Por Marcelo Freitas*

O jornalista é um profissional que, de certa forma, carrega uma sina: ele noticia as tragédias e alegrias do mundo. Porém, sua tragédia pessoal, bem como seus momentos de alegria, raramente são noticiados. No cinema, o “fazer jornalístico” foi mostrado com perfeição. O filme considerado clássico é “Todos os homens do presidente”, que descreveu o escândalo que acabou resultando, em agosto de 1974, na renúncia do então presidente americano, Richard Nixon.

No Brasil de quase meio século depois, o presidente Jair Bolsonaro, imerso que está no reino das fake news, tem o jornalismo como inimigo. Na linha de frente desse embate em defesa do jornalismo, estão os repórteres; na retaguarda, os editores, produtores e apresentadores, no rádio e na TV. Mas são, particularmente, os repórteres, por estarem na linha de frente, os que primeiro são atingidos pelas palavras desmedidas do presidente.

O mérito do documentário “Cercados”, que está disponível, com acesso liberado, há algumas semanas na Globoplay, é mostrar o que pode ser definido como o “chão de fábrica” do jornalismo na era Bolsonaro. Em uma indústria, chão de fábrica é como se denomina o local da produção; é onde está a linha de montagem. No jornalismo, o chão de fábrica seria o posto avançado de onde se produz a notícia. É onde se dá o relacionamento direto do repórter com a fonte.

O documentário registra esse   relacionamento durante a pandemia do coronavírus. Mostra os rostos dos repórteres que ficam no “cercadinho” construído pela Presidência da República no Palácio da Alvorada para nele se instalarem os repórteres que cobrem o setor. Mostra os repórteres fazendo perguntas ao presidente e tendo que repeti-las, em alguns casos, muitas vezes, para que se façam entender a uma pessoa que prefere, claramente, desconversar sobre o que está sendo perguntado.

Não foram poucas as cenas mostradas no documentário em que se ouve, aos gritos, os xingatórios do presidente à imprensa, como no dia em que o jornal “Folha de S. Paulo” noticiou que Bolsonaro tentou mudar a direção da Polícia Federal para blindar seus filhos de investigações. “Que imprensa canalha é a Folha de S. Paulo.
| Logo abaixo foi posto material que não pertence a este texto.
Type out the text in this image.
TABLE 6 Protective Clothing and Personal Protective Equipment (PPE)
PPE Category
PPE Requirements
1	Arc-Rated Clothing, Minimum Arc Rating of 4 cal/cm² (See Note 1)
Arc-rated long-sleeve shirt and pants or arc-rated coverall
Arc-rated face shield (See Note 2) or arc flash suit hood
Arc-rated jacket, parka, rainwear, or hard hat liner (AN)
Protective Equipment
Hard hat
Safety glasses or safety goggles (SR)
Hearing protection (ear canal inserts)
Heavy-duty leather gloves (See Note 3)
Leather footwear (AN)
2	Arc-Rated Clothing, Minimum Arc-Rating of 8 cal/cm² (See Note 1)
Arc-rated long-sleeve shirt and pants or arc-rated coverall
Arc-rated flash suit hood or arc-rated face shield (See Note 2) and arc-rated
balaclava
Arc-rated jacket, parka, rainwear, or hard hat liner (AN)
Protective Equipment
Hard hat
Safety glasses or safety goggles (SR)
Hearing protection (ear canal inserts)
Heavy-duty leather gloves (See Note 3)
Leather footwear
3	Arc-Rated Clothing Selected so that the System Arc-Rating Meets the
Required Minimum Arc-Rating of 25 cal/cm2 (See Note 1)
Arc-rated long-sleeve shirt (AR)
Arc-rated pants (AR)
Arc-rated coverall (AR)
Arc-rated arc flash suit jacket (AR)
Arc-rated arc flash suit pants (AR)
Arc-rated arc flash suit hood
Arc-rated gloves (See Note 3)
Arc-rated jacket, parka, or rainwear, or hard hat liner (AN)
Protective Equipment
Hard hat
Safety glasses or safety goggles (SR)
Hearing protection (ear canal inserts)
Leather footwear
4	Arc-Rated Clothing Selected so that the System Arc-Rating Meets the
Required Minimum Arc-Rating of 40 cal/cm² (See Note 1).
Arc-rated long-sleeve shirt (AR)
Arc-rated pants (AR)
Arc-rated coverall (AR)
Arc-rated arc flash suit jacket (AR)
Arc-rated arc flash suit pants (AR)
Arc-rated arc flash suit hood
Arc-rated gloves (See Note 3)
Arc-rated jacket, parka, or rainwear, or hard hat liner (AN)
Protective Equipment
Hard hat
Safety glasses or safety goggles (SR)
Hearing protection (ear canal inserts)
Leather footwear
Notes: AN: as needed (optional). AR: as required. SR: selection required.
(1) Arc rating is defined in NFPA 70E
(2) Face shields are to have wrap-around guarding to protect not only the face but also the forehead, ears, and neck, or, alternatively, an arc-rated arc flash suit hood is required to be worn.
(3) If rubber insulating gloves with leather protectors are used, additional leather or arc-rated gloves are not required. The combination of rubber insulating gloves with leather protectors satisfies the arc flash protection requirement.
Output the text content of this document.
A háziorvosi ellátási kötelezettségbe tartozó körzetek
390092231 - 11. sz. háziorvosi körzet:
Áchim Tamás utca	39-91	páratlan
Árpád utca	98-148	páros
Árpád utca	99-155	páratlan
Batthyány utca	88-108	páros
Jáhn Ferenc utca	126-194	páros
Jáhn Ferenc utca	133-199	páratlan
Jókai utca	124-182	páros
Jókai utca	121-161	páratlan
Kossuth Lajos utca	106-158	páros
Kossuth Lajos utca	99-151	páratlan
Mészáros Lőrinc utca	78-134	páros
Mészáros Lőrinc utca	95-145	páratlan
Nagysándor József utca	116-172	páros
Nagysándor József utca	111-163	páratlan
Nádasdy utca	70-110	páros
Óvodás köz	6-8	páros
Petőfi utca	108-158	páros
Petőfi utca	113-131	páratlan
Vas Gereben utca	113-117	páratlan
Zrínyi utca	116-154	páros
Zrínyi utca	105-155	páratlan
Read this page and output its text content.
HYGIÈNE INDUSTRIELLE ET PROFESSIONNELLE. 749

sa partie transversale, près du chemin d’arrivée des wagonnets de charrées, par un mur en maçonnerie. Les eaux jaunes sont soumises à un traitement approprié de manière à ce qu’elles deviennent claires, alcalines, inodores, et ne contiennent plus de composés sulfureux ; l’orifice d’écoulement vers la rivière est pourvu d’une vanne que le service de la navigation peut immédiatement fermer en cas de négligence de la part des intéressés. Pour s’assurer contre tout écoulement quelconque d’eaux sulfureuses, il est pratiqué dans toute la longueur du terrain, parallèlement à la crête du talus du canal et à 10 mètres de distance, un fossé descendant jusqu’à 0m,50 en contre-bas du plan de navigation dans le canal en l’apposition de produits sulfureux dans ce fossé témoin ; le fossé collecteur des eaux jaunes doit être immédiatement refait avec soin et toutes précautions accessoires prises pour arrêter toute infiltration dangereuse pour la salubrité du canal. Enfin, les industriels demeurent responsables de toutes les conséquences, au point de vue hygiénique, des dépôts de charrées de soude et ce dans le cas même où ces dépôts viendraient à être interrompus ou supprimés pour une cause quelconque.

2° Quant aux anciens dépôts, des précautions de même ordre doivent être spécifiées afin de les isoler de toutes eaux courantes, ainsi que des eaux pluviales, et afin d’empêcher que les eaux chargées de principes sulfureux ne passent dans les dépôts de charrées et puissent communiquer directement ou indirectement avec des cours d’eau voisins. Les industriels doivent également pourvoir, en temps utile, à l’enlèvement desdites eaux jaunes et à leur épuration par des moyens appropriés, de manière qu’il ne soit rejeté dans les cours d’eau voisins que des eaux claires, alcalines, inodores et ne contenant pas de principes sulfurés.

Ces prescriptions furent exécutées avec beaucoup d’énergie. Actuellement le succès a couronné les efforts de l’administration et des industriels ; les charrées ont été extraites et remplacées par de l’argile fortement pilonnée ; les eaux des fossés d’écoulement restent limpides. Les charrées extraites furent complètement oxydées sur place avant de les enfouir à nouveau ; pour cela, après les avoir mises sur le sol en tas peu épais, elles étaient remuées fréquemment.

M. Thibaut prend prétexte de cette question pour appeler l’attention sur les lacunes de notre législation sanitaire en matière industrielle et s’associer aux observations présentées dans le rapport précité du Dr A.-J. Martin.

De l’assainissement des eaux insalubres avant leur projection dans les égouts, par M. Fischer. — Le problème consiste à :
Isso é uma patifaria”. Ou então, quando o governo decidiu divulgar os números da Covid somente às 22h, para evitar que entrassem no Jornal Nacional. Naquele dia, Bolsonaro fez o seguinte comentário: “Acabou a matéria do Jornal Nacional. Não vamos correr [para divulgar] às seis da tarde para atender à TV funerária”. Nesse dia, o tiro saiu pela culatra, pois o JN entrou com edição extraordinária assim que os números foram divulgados. E os principais veículos de imprensa do país decidiram montar um pool que garantiu o acesso aos dados a tempo de entrarem nos telejornais da noite.

O repórter fotográfico Edmar Barros, da Associated Presse, no cemitério de Manaus, registra o primeiro pico da pandemia na capital amazonense Foto: Reprodução Globoplay

Em frente ao cercado no qual os repórteres ficam, não foram poucas as grosserias dirigidas aos profissionais da imprensa que estavam exercendo sua função. O filme mostra dezenas desses xingamentos.

Abaixo, seguem alguns:
– Cala a boca.
– Tenham vergonha na cara.
– Se não tem o que falar, cala a boca. Fica quieto.
– Se as perguntas forem pertinentes, eu continuo. Se não forem, estou fora.
– Quando vocês pararem de fazer fofoca, eu falo com vocês.
– Qualquer pergunta tendenciosa, acaba a entrevista.
– Eu não vou me submeter a um interrogatório de vocês. Vamos lá, sem interrogatório. Outra pergunta aí. Não venha com palhaçada. É palhaçada o que você está fazendo.
– Vamos lá, cara, acabou a sua cota [de perguntas].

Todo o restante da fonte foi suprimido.